Les réunions enregistrées sont une ressource de connaissances sous-utilisée. Elles sont difficiles à parcourir, longues à réécouter et cloisonnées dans les lecteurs d’équipe, si bien que de précieux renseignements passent souvent inaperçus.
Lors d’un marathon de programmation d’une journée, une équipe de trois personnes a créé Callombia. Cette plateforme interne transcrit, étiquette et résume automatiquement les appels enregistrés, puis les découpe en extraits dans un dépôt consultable de type YouTube, accessible à tous les bureaux dans le monde.
Entièrement conçue avec Codex, la solution utilise une recherche sémantique alimentée par les plongements d’OpenAI et la similarité cosinus pour faire ressortir les passages pertinents, même sans mots-clés exacts, avec en complément un robot conversationnel RAG et un système de notifications.

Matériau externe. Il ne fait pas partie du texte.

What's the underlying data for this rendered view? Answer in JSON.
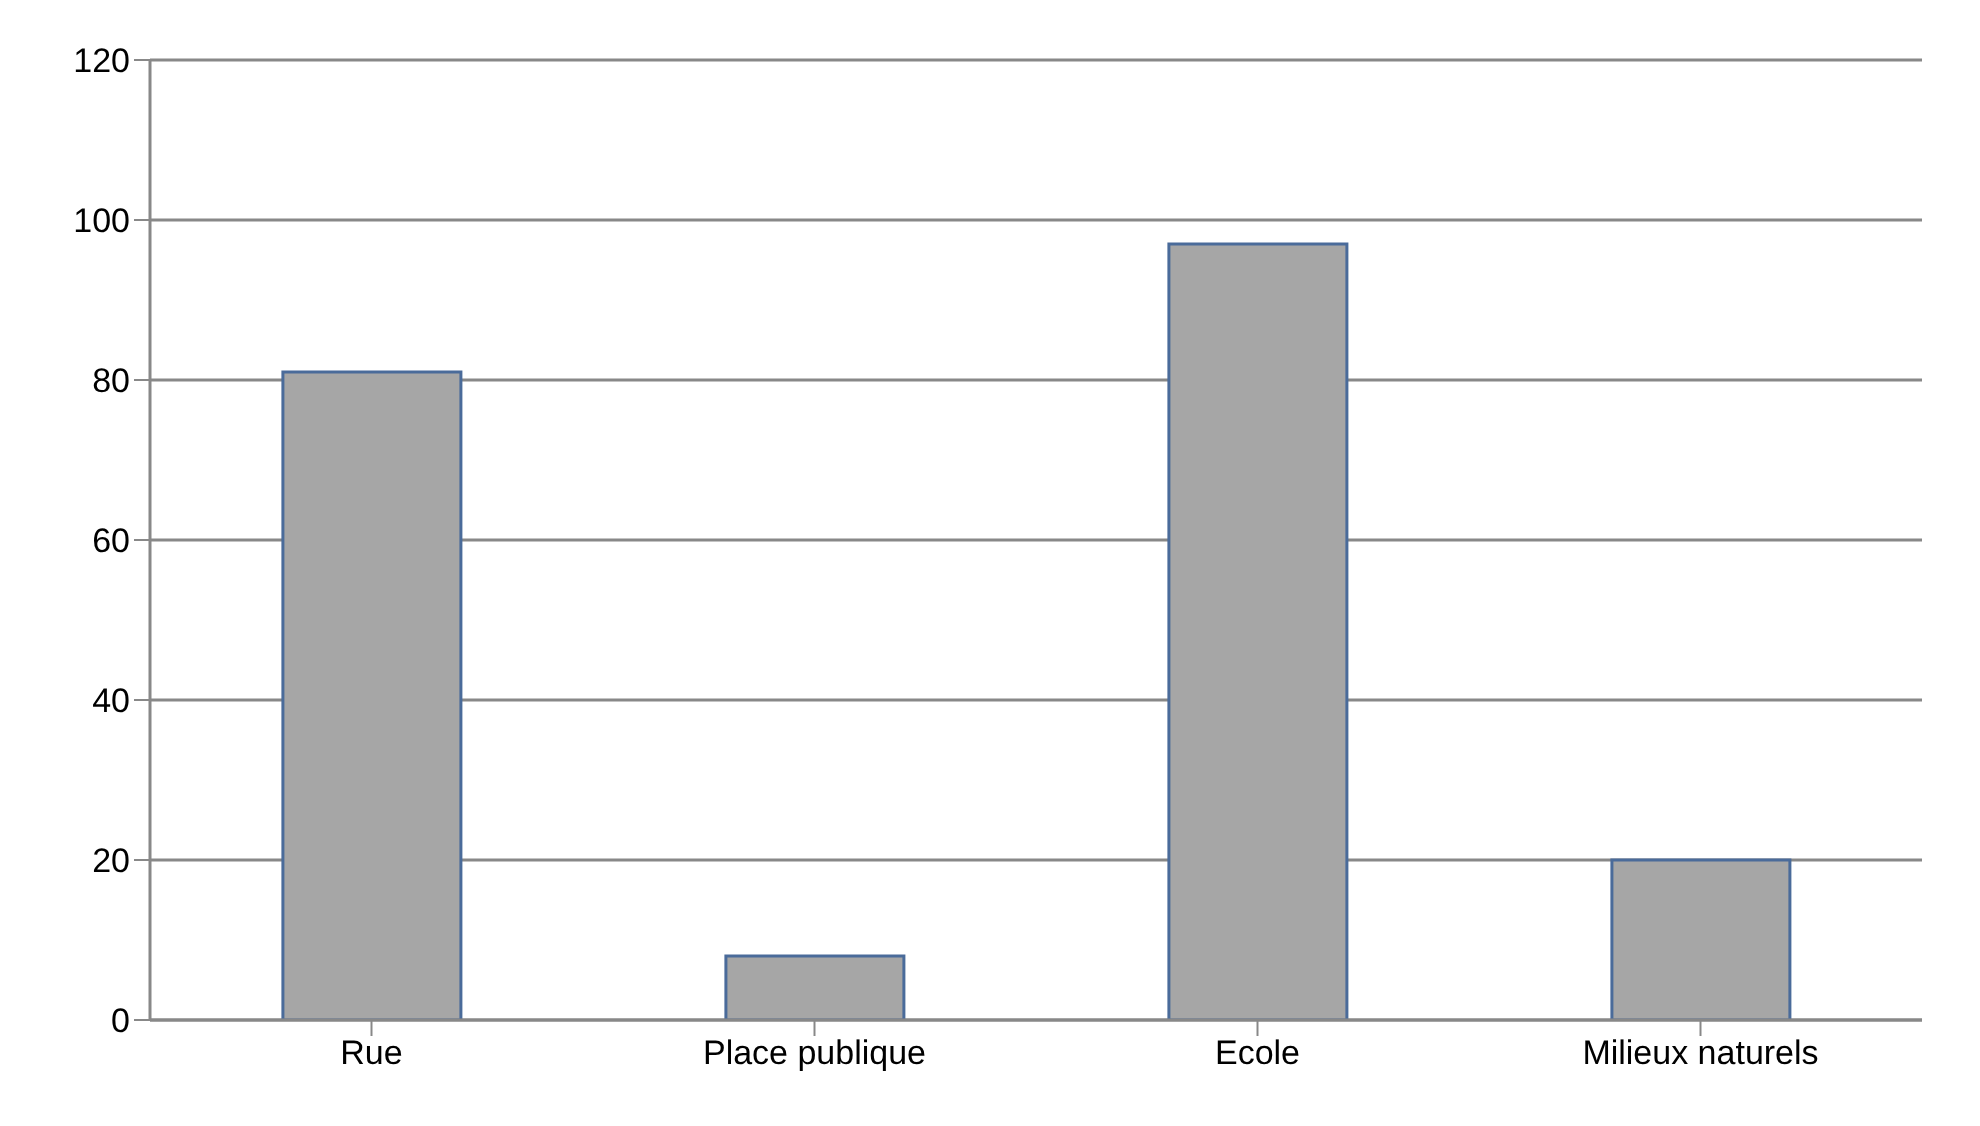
{
  "chart_data": {
    "type": "bar",
    "categories": [
      "Rue",
      "Place  publique",
      "Ecole",
      "Milieux naturels"
    ],
    "values": [
      81,
      8,
      97,
      20
    ],
    "color": "#a6a6a6",
    "ylim": [
      0,
      120
    ],
    "yticks": [
      0,
      20,
      40,
      60,
      80,
      100,
      120
    ],
    "grid": "y"
  }
}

Ce qui aurait autrefois pris des semaines a été réalisé en sept heures, montrant comment le développement axé sur l’IA avec des agents de programmation comme Codex peut considérablement raccourcir le cycle de développement des produits et tirer une réelle valeur commerciale des marathons de programmation internes.
Si vous êtes comme moi, vous avez rarement le temps — ou la capacité d’attention — nécessaire pour réécouter des réunions enregistrées. C’est souvent parce qu’il faut fouiller des lecteurs d’équipe désorganisés, passer les conversations banales de piètre qualité et essayer d’écouter vraiment tout en envoyant des courriels et des messages.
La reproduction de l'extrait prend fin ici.